Ulf Schneider, directeur général de RUSSIA CONSULTING Group, a comparé en détail les systèmes comptables et fiscaux des quatre pays et a spécialement insisté sur les conditions avantageuses dont peuvent bénéficier les investisseurs en Biélorussie : « Il est possible de transférer les pertes sur des périodes futures. Dans la technopole IT les entreprises enregistrés ne payent pas d’impôts sur les bénéfices et les compagnies étrangères ont le droit de décider si elles payent ou non les charges sociales ».
« La Biélorussie est un pays fortement centralisé, précise le directeur général de Skif-consulting, Dmitri Demidenko. Cela empêche-t-il de mener des affaires ? Non. Cela nous aide même. Le pouvoir présidentiel fort, c’est la garantie pour les investisseurs d’une liberté d’agir, de créer des nouveaux postes de travail et de travailler sereinement. Les investisseurs étrangers ont le statut de « vache sacrée » et obtiennent ainsi beaucoup d’avantages si tant est que leur projet soutienne le pouvoir en place. Mais l’Etat contrôle la compétitivité et le niveau de rémunération de sorte que les attentes des bailleurs de fonds en terme de retour sur investissement soient comblées ». La procédure de dédouanement, relativement transparente et rigoureuse par rapport aux autres pays, joue également en faveur de la Biélorussie.
Valery Sajenkov, vice-président de Schneider Electric, s’est attaché à décrire les procédures de circulation des biens importés dans le cadre de l’Union douanière, de l’expérience du taux de TVA zéro et de l’application de la loi sur les prix de transfert. « La mise en place des règles douanières, jusqu’ici nationales, sera désormais du ressort de l’Union douanière. La question est de savoir quel règlement national servira de modèle de base. Cette question doit être placée au centre de l’attention des organes de décision » a-t-il précisé.
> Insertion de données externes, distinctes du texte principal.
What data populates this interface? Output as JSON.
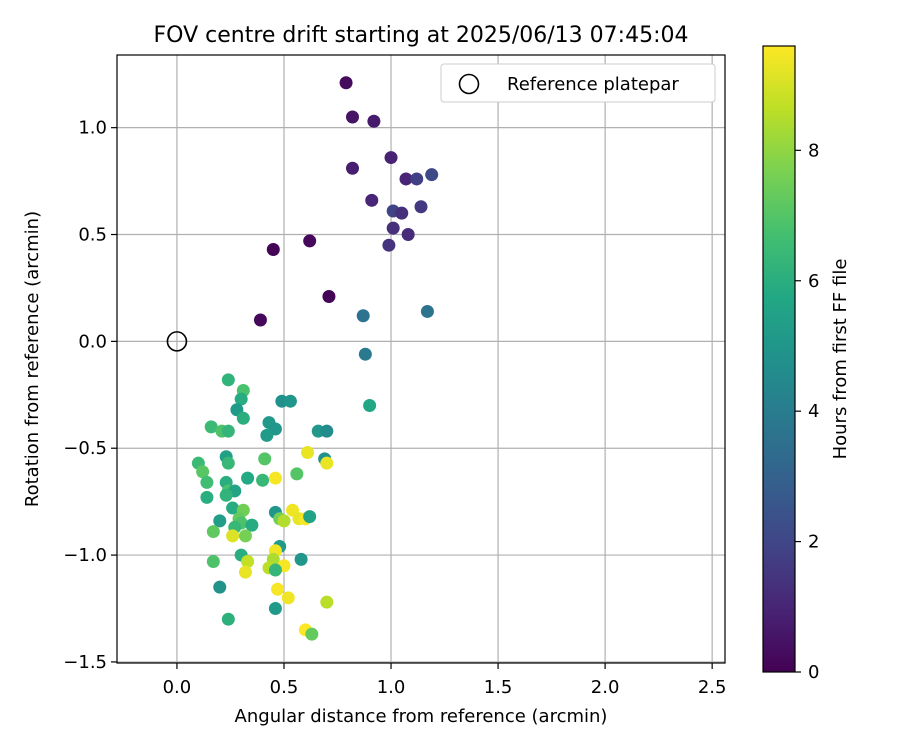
{
  "chart_data": {
    "type": "scatter",
    "title": "FOV centre drift starting at 2025/06/13 07:45:04",
    "xlabel": "Angular distance from reference (arcmin)",
    "ylabel": "Rotation from reference (arcmin)",
    "xlim": [
      -0.28,
      2.56
    ],
    "ylim": [
      -1.505,
      1.34
    ],
    "xticks": [
      0.0,
      0.5,
      1.0,
      1.5,
      2.0,
      2.5
    ],
    "xtick_labels": [
      "0.0",
      "0.5",
      "1.0",
      "1.5",
      "2.0",
      "2.5"
    ],
    "yticks": [
      -1.5,
      -1.0,
      -0.5,
      0.0,
      0.5,
      1.0
    ],
    "ytick_labels": [
      "−1.5",
      "−1.0",
      "−0.5",
      "0.0",
      "0.5",
      "1.0"
    ],
    "grid": true,
    "legend": {
      "position": "top-right",
      "entries": [
        "Reference platepar"
      ]
    },
    "reference_point": {
      "name": "Reference platepar",
      "x": 0.0,
      "y": 0.0
    },
    "colorbar": {
      "label": "Hours from first FF file",
      "colormap": "viridis",
      "range": [
        0,
        9.6
      ],
      "ticks": [
        0,
        2,
        4,
        6,
        8
      ],
      "tick_labels": [
        "0",
        "2",
        "4",
        "6",
        "8"
      ]
    },
    "points": [
      {
        "x": 0.79,
        "y": 1.21,
        "c": 0.3
      },
      {
        "x": 0.82,
        "y": 1.05,
        "c": 0.5
      },
      {
        "x": 0.92,
        "y": 1.03,
        "c": 0.7
      },
      {
        "x": 1.0,
        "y": 0.86,
        "c": 0.9
      },
      {
        "x": 0.82,
        "y": 0.81,
        "c": 0.8
      },
      {
        "x": 1.07,
        "y": 0.76,
        "c": 1.0
      },
      {
        "x": 1.12,
        "y": 0.76,
        "c": 1.8
      },
      {
        "x": 1.19,
        "y": 0.78,
        "c": 2.1
      },
      {
        "x": 0.91,
        "y": 0.66,
        "c": 1.0
      },
      {
        "x": 1.01,
        "y": 0.61,
        "c": 1.9
      },
      {
        "x": 1.05,
        "y": 0.6,
        "c": 1.3
      },
      {
        "x": 1.14,
        "y": 0.63,
        "c": 1.6
      },
      {
        "x": 1.01,
        "y": 0.53,
        "c": 1.3
      },
      {
        "x": 1.08,
        "y": 0.5,
        "c": 1.2
      },
      {
        "x": 0.99,
        "y": 0.45,
        "c": 1.4
      },
      {
        "x": 0.45,
        "y": 0.43,
        "c": 0.1
      },
      {
        "x": 0.62,
        "y": 0.47,
        "c": 0.2
      },
      {
        "x": 0.71,
        "y": 0.21,
        "c": 0.1
      },
      {
        "x": 0.39,
        "y": 0.1,
        "c": 0.2
      },
      {
        "x": 0.87,
        "y": 0.12,
        "c": 3.6
      },
      {
        "x": 1.17,
        "y": 0.14,
        "c": 3.7
      },
      {
        "x": 0.88,
        "y": -0.06,
        "c": 3.9
      },
      {
        "x": 0.9,
        "y": -0.3,
        "c": 5.7
      },
      {
        "x": 0.24,
        "y": -0.18,
        "c": 6.2
      },
      {
        "x": 0.31,
        "y": -0.23,
        "c": 6.8
      },
      {
        "x": 0.3,
        "y": -0.27,
        "c": 5.9
      },
      {
        "x": 0.49,
        "y": -0.28,
        "c": 4.8
      },
      {
        "x": 0.53,
        "y": -0.28,
        "c": 5.0
      },
      {
        "x": 0.28,
        "y": -0.32,
        "c": 5.2
      },
      {
        "x": 0.31,
        "y": -0.36,
        "c": 6.0
      },
      {
        "x": 0.43,
        "y": -0.38,
        "c": 5.1
      },
      {
        "x": 0.46,
        "y": -0.41,
        "c": 5.0
      },
      {
        "x": 0.42,
        "y": -0.44,
        "c": 5.2
      },
      {
        "x": 0.16,
        "y": -0.4,
        "c": 6.5
      },
      {
        "x": 0.21,
        "y": -0.42,
        "c": 6.9
      },
      {
        "x": 0.24,
        "y": -0.42,
        "c": 6.3
      },
      {
        "x": 0.66,
        "y": -0.42,
        "c": 5.1
      },
      {
        "x": 0.7,
        "y": -0.42,
        "c": 4.6
      },
      {
        "x": 0.23,
        "y": -0.54,
        "c": 5.4
      },
      {
        "x": 0.41,
        "y": -0.55,
        "c": 7.0
      },
      {
        "x": 0.69,
        "y": -0.55,
        "c": 4.8
      },
      {
        "x": 0.1,
        "y": -0.57,
        "c": 6.5
      },
      {
        "x": 0.24,
        "y": -0.57,
        "c": 6.4
      },
      {
        "x": 0.12,
        "y": -0.61,
        "c": 7.1
      },
      {
        "x": 0.56,
        "y": -0.62,
        "c": 7.0
      },
      {
        "x": 0.61,
        "y": -0.52,
        "c": 9.3
      },
      {
        "x": 0.7,
        "y": -0.57,
        "c": 9.3
      },
      {
        "x": 0.14,
        "y": -0.66,
        "c": 6.6
      },
      {
        "x": 0.23,
        "y": -0.66,
        "c": 6.0
      },
      {
        "x": 0.33,
        "y": -0.64,
        "c": 5.8
      },
      {
        "x": 0.4,
        "y": -0.65,
        "c": 6.4
      },
      {
        "x": 0.46,
        "y": -0.64,
        "c": 9.5
      },
      {
        "x": 0.24,
        "y": -0.7,
        "c": 6.8
      },
      {
        "x": 0.27,
        "y": -0.7,
        "c": 5.6
      },
      {
        "x": 0.23,
        "y": -0.72,
        "c": 6.2
      },
      {
        "x": 0.14,
        "y": -0.73,
        "c": 6.0
      },
      {
        "x": 0.26,
        "y": -0.78,
        "c": 5.9
      },
      {
        "x": 0.31,
        "y": -0.79,
        "c": 7.5
      },
      {
        "x": 0.46,
        "y": -0.8,
        "c": 5.0
      },
      {
        "x": 0.54,
        "y": -0.79,
        "c": 9.4
      },
      {
        "x": 0.2,
        "y": -0.84,
        "c": 5.3
      },
      {
        "x": 0.29,
        "y": -0.83,
        "c": 7.3
      },
      {
        "x": 0.3,
        "y": -0.85,
        "c": 6.9
      },
      {
        "x": 0.35,
        "y": -0.86,
        "c": 5.9
      },
      {
        "x": 0.48,
        "y": -0.83,
        "c": 7.5
      },
      {
        "x": 0.5,
        "y": -0.84,
        "c": 8.5
      },
      {
        "x": 0.57,
        "y": -0.83,
        "c": 9.3
      },
      {
        "x": 0.6,
        "y": -0.83,
        "c": 9.5
      },
      {
        "x": 0.62,
        "y": -0.82,
        "c": 5.5
      },
      {
        "x": 0.17,
        "y": -0.89,
        "c": 7.2
      },
      {
        "x": 0.27,
        "y": -0.87,
        "c": 6.4
      },
      {
        "x": 0.32,
        "y": -0.91,
        "c": 7.6
      },
      {
        "x": 0.26,
        "y": -0.91,
        "c": 9.1
      },
      {
        "x": 0.48,
        "y": -0.96,
        "c": 5.2
      },
      {
        "x": 0.3,
        "y": -1.0,
        "c": 6.0
      },
      {
        "x": 0.46,
        "y": -0.98,
        "c": 9.4
      },
      {
        "x": 0.45,
        "y": -1.02,
        "c": 8.4
      },
      {
        "x": 0.58,
        "y": -1.02,
        "c": 5.0
      },
      {
        "x": 0.17,
        "y": -1.03,
        "c": 6.9
      },
      {
        "x": 0.33,
        "y": -1.03,
        "c": 8.7
      },
      {
        "x": 0.5,
        "y": -1.05,
        "c": 9.5
      },
      {
        "x": 0.43,
        "y": -1.06,
        "c": 8.6
      },
      {
        "x": 0.46,
        "y": -1.07,
        "c": 6.3
      },
      {
        "x": 0.32,
        "y": -1.08,
        "c": 9.3
      },
      {
        "x": 0.2,
        "y": -1.15,
        "c": 4.9
      },
      {
        "x": 0.47,
        "y": -1.16,
        "c": 9.5
      },
      {
        "x": 0.52,
        "y": -1.2,
        "c": 9.4
      },
      {
        "x": 0.7,
        "y": -1.22,
        "c": 8.6
      },
      {
        "x": 0.46,
        "y": -1.25,
        "c": 5.2
      },
      {
        "x": 0.24,
        "y": -1.3,
        "c": 6.1
      },
      {
        "x": 0.6,
        "y": -1.35,
        "c": 9.6
      },
      {
        "x": 0.63,
        "y": -1.37,
        "c": 7.3
      }
    ]
  }
}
Au cours du forum, ont également été examinés les enjeux liés au développement de l’infrastructure logistique sur le territoire de la Russie et à l’amélioration de l’administration douanière. Cette dernière prévoit de raccourcir la durée de transit des biens importés, la mise en place d’un système de déclaration électronique, l’application d’un principe de « guichet unique » à la frontière, etc. Dans l’ensemble, les changements dans ces domaines ne sont possibles qu’à travers une coopération étroite entre les autorités douanières et les entreprises.